Chism further explained that Bella offers the full scope of care. “If you think of a primary care provider, you’re going to be able to go, from a women’s care standpoint, for your annual exam, your pap smear, STD testing, abnormal periods, ovarian pain, endometriosis, perhaps you need surgery,” she said. [Bella provides] full obstetrical care and prenatal care, including vaginal deliveries and Cesarean sections-full comprehensive women’s healthcare.”
But Bella also provides care for the whole family, offering “full family medicine, so everything from new baby well check-ups, regular annual physicals and exams, sports physicals, high blood pressure, GI problems, everything that you would see at a regular primary care [office], we offer all of those services that you would seek,” she explained. “By taking care of people in all kinds of different circumstances in their lives, then when they do find themselves in an unplanned pregnancy, I’m the first one they call.”
Chism ensures that even when women do choose abortion after all, they understand that they are still welcome at Bella afterwards, where they are still loved and respected. This practice has led post-abortive women to begin the healing process, and, Bella staff hopes, decreases the likelihood of these women making repeat abortion decisions in the future.

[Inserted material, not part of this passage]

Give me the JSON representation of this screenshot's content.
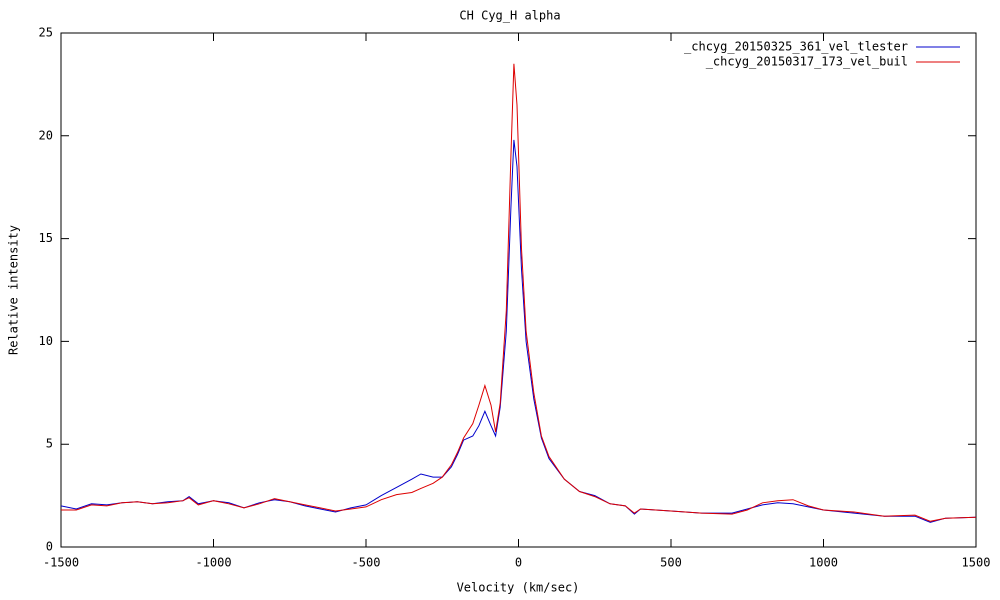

With patients all across the socioeconomic spectrum, Bella has found economic sustainability as a private non-profit health care organization, whereby they’re able to fundraise the “20-25% gap” between revenue and expenses that comes from providing no-cost or low-cost care to many of their patients. While many pro-life OB/GYN-only practices struggle for financial solvency, due to caring for large numbers of women with no insurance or Medicaid, Bella has found that the inclusion of family medicine services both helps them reach abortion-vulnerable women, and keep their doors open financially.
Chism highlighted other medical practices operating similarly to the Bella model, including the St. Gianna Clinic in Green Bay, Wisconsin, and WholeLife Authentic Care in Fort Worth, Texas, which both offer “a blend of OB/GYN and family medicine.” She also highlighted Tepeyac Family Center in Virginia, Vitae Clinic in Austin, Texas, and Morning Star OB/GYN in Gilbert, Arizona, which are all OB/GYN-only clinics that offer fertility awareness education and infertility treatment provided by NaProTECHNOLOGY-trained practitioners. Live Action News has previously spotlighted Obria and the Guiding Star Project, which offer pro-life, pro-women’s health care medical services at locations across the country.